We can try to classify different methylation sites based on theory; but if we want to address the question head-on, we need different experimental interventions that affect different CpG sites. Then we can see which CpG sites, when artificially methylated or demethylated, lead to longer lifespan. Hence, Katcher’s experiments provide a unique opportunity to determine in practice: which methylation sites, when reverted to a younger age state, actually extend lifespan? This is an experimental solution to the stickiest problem in aging clocks: which epigenetic changes correspond to drivers of aging and which correspond to responses to damage?

Do we have methylation for Sima, Katcher’s record-setting long-lived rat? If so, we might compare methylation profiles for Sima to his cage-mates that were treated the same way, yet died many months earlier. This is a start, but what we really need is an experiment in which about a hundred rats (M and F) are treated with different E5 protocols, their methylation profiles are monitored over time, and they are also permitted to live until their natural end. Manipulated methylation profiles can then be correlated with life expectancy, and from this a uniquely useful methylation clock can be constructed.

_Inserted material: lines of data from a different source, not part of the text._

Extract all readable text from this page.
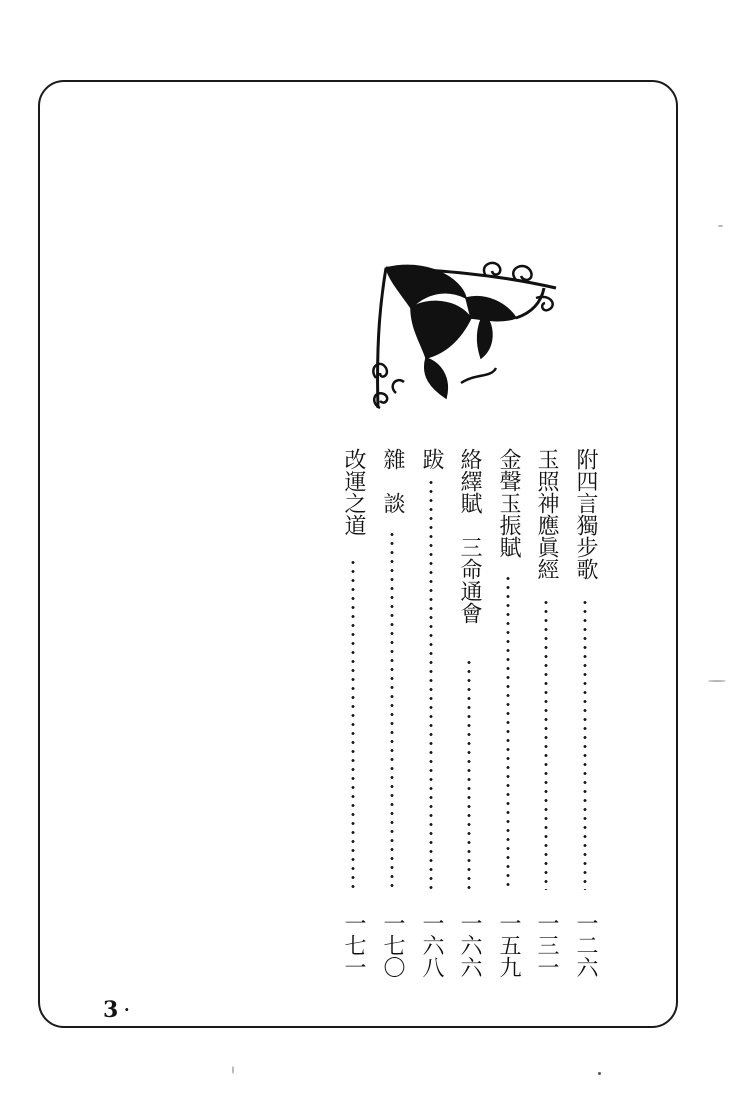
附四言獨步歌
一二六
玉照神應眞經
一三一
金聲玉振賦
一五九
絡繹賦　三命通會
一六六
跋
一六八
雜　談
一七〇
改運之道
一七一
3 ·
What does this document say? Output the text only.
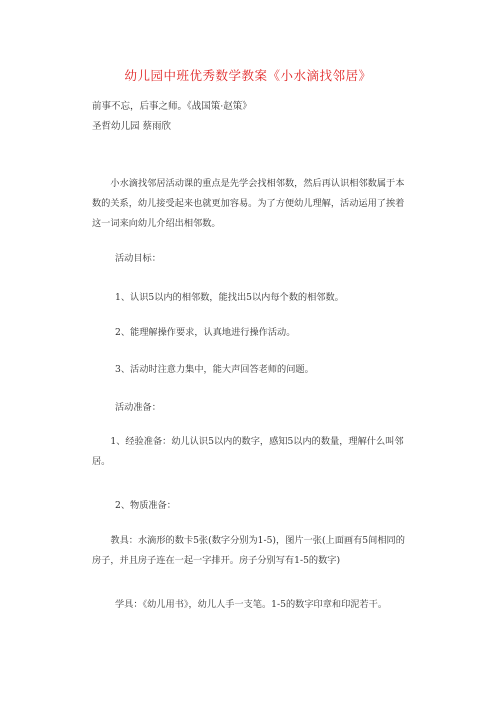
幼儿园中班优秀数学教案《小水滴找邻居》
前事不忘，后事之师。《战国策·赵策》
圣哲幼儿园 蔡雨欣

小水滴找邻居活动课的重点是先学会找相邻数，然后再认识相邻数属于本数的关系，幼儿接受起来也就更加容易。为了方便幼儿理解，活动运用了挨着这一词来向幼儿介绍出相邻数。

活动目标：
1、认识5以内的相邻数，能找出5以内每个数的相邻数。
2、能理解操作要求，认真地进行操作活动。
3、活动时注意力集中，能大声回答老师的问题。
活动准备：

1、经验准备：幼儿认识5以内的数字，感知5以内的数量，理解什么叫邻居。

2、物质准备：

教具：水滴形的数卡5张(数字分别为1-5)，图片一张(上面画有5间相同的房子，并且房子连在一起一字排开。房子分别写有1-5的数字)

学具：《幼儿用书》，幼儿人手一支笔。1-5的数字印章和印泥若干。
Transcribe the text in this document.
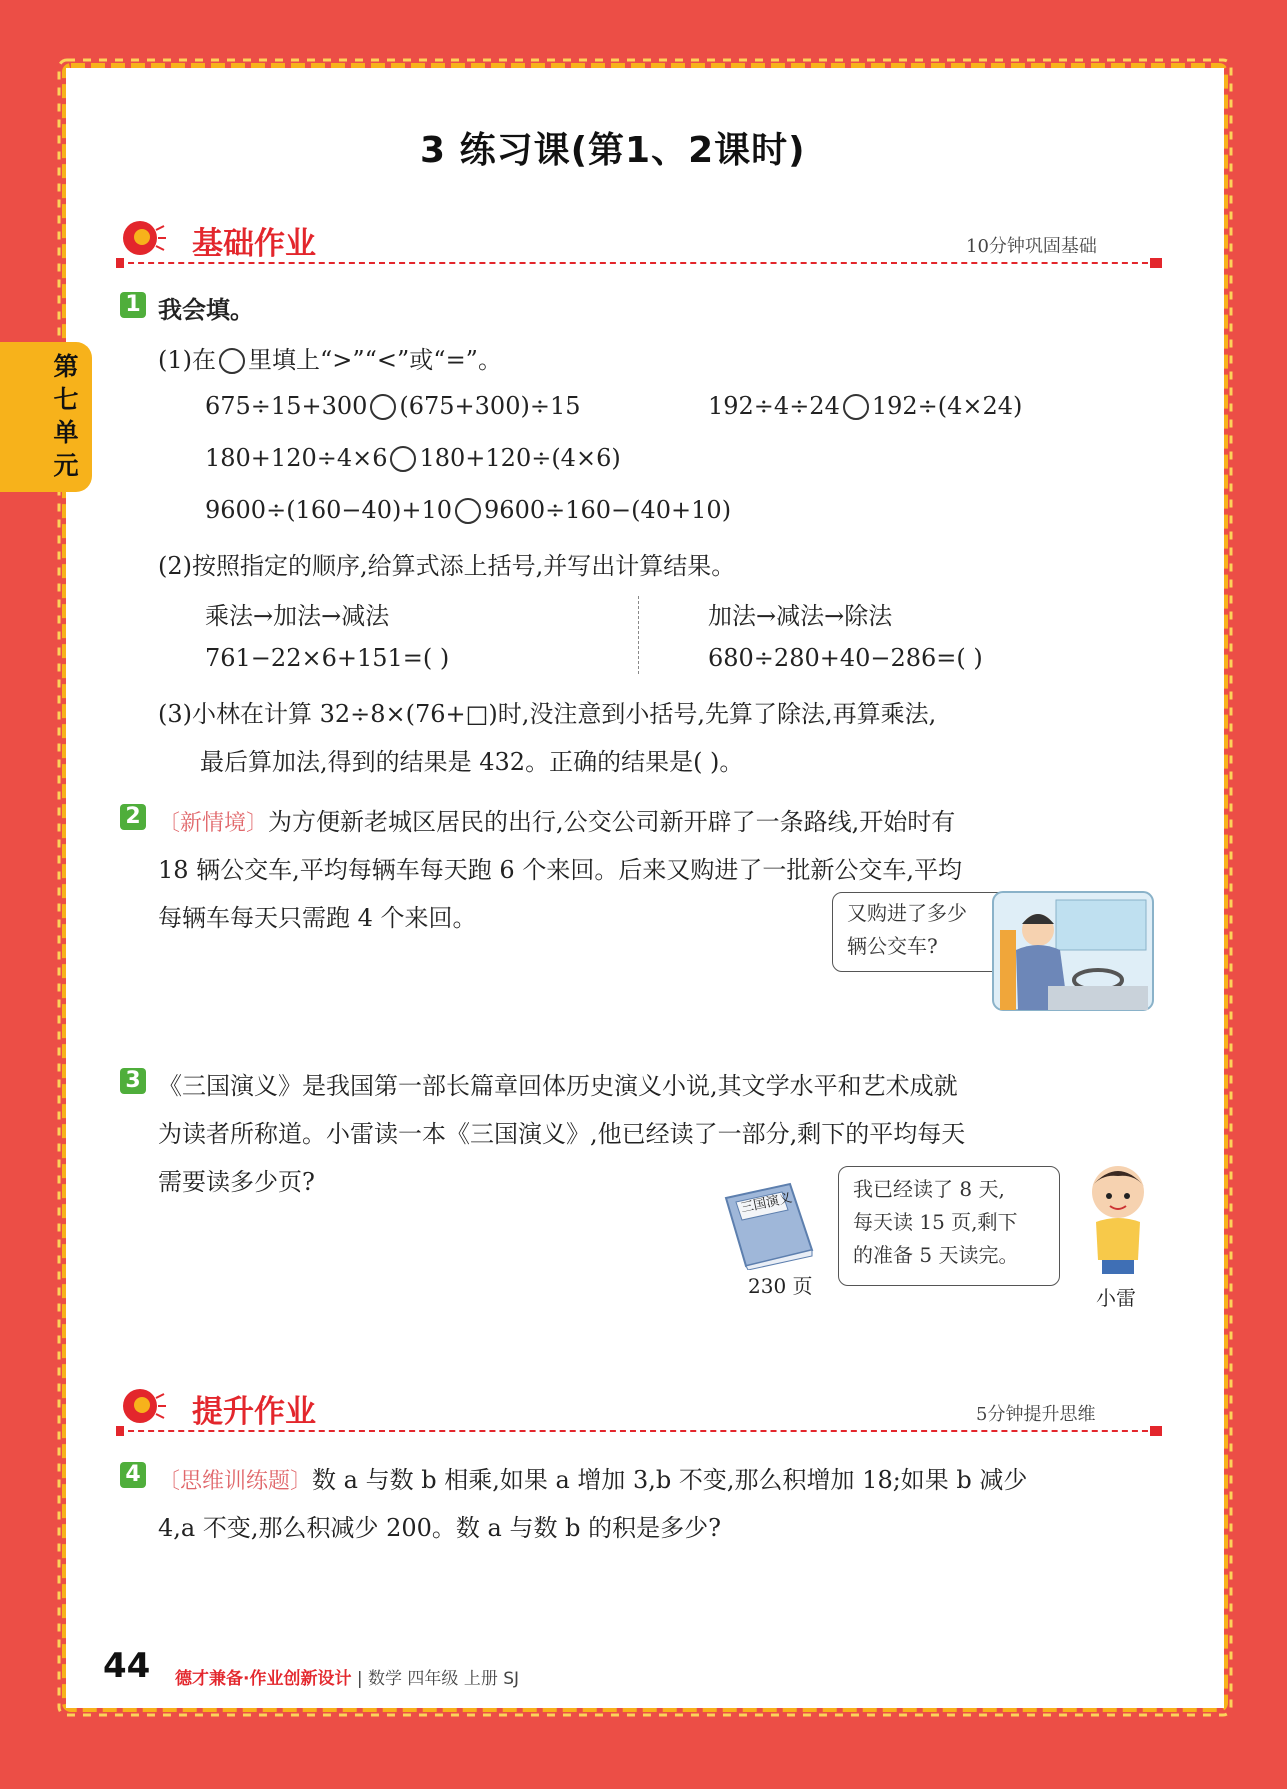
第七单元
3 练习课(第1、2课时)
基础作业	10分钟巩固基础
1 我会填。
(1)在 里填上“>”“<”或“=”。
675÷15+300 (675+300)÷15	192÷4÷24 192÷(4×24)
180+120÷4×6 180+120÷(4×6)
9600÷(160−40)+10 9600÷160−(40+10)
(2)按照指定的顺序,给算式添上括号,并写出计算结果。
乘法→加法→减法
761−22×6+151=( )
加法→减法→除法
680÷280+40−286=( )
(3)小林在计算 32÷8×(76+□)时,没注意到小括号,先算了除法,再算乘法,
最后算加法,得到的结果是 432。正确的结果是( )。
2 〔新情境〕为方便新老城区居民的出行,公交公司新开辟了一条路线,开始时有
18 辆公交车,平均每辆车每天跑 6 个来回。后来又购进了一批新公交车,平均
每辆车每天只需跑 4 个来回。	又购进了多少
辆公交车?
3 《三国演义》是我国第一部长篇章回体历史演义小说,其文学水平和艺术成就
为读者所称道。小雷读一本《三国演义》,他已经读了一部分,剩下的平均每天
需要读多少页?
三国演义
230 页
我已经读了 8 天,
每天读 15 页,剩下
的准备 5 天读完。
小雷
提升作业	5分钟提升思维
4 〔思维训练题〕数 a 与数 b 相乘,如果 a 增加 3,b 不变,那么积增加 18;如果 b 减少
4,a 不变,那么积减少 200。数 a 与数 b 的积是多少?
44 德才兼备·作业创新设计 | 数学 四年级 上册 SJ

For me, the bottom line is the same thing I’ve been saying since the beginning: Katcher’s research is the most promising line of investigation in the field of anti-aging medicine, and it is a travesty that it is taking place under a single investigator’s direction, and with very limited resources. It will take extensive lab resources to optimize E5 dosage and timing, and to try combining addition of young exosomes with removal of old exosomes. This same research can be the basis for the first methylation clock that is known to predict lifespan for rejuvenated animals.

I would like to see the abundant money that is now in anti-aging research re-directed into rejuvenation via exosomes, and I would like to see Katcher sharing his techniques openly with the research community.